In the event the now-renting occupants stop paying their rent, they would be subject to eviction as in the case of any lease. Most important, all of this should be viewed as an emergency measure and should have a defined sunset—applying only to Recovery Lease arrangements made for the next 18 to 24 months or so, thereby forcing maximum resolution into the shortest period of time. Finally, lenders should be encouraged to monetize (sell) the homes, subject to the Recovery Leases, as soon as possible to get the assets off their balance sheets and permit professional investors to replace the repossessed real estate with cash, on the balance sheets of lenders, to improve regulatory capital.

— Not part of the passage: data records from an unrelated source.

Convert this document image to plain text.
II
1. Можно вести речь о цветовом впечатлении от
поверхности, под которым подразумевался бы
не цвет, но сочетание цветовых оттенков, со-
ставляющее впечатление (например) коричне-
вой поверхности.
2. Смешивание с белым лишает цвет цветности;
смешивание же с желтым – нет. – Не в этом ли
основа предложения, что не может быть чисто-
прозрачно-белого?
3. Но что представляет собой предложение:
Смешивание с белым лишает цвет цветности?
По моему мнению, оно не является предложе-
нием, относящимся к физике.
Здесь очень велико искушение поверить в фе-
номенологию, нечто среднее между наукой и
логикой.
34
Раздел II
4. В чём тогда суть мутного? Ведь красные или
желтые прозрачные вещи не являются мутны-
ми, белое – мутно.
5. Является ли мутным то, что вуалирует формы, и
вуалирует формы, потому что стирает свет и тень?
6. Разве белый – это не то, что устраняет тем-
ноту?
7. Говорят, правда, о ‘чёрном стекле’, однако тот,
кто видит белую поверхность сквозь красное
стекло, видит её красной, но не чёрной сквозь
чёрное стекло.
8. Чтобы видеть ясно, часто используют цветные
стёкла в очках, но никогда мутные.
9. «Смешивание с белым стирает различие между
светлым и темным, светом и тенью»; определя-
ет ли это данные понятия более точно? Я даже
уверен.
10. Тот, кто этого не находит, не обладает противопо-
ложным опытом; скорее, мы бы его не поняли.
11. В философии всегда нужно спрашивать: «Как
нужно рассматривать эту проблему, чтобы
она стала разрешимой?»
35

A Word about Short Selling Restrictions
While we believe relief is necessary from short sellers, it’s also important to acknowledge the function short selling plays in our markets. The options, futures and stock markets are remarkably intertwined. Sales in one market often trigger purchases in another, and vice versa. These connected transactions ensure our capital markets are in sync. Should they lose their synchronicity, the relatively high (low) market is sold (bought), and traders hedge their exposure in one market to another.
Consider the case of the options desk at a bank that sells a put to and buys a call from a client. The bank will then need to short the underlying stock—not as a “casino bet,” but as a risk-neutral hedge. Or consider a futures buyer who simultaneously sells stock—a risk-free arbitrage, not a casino bet.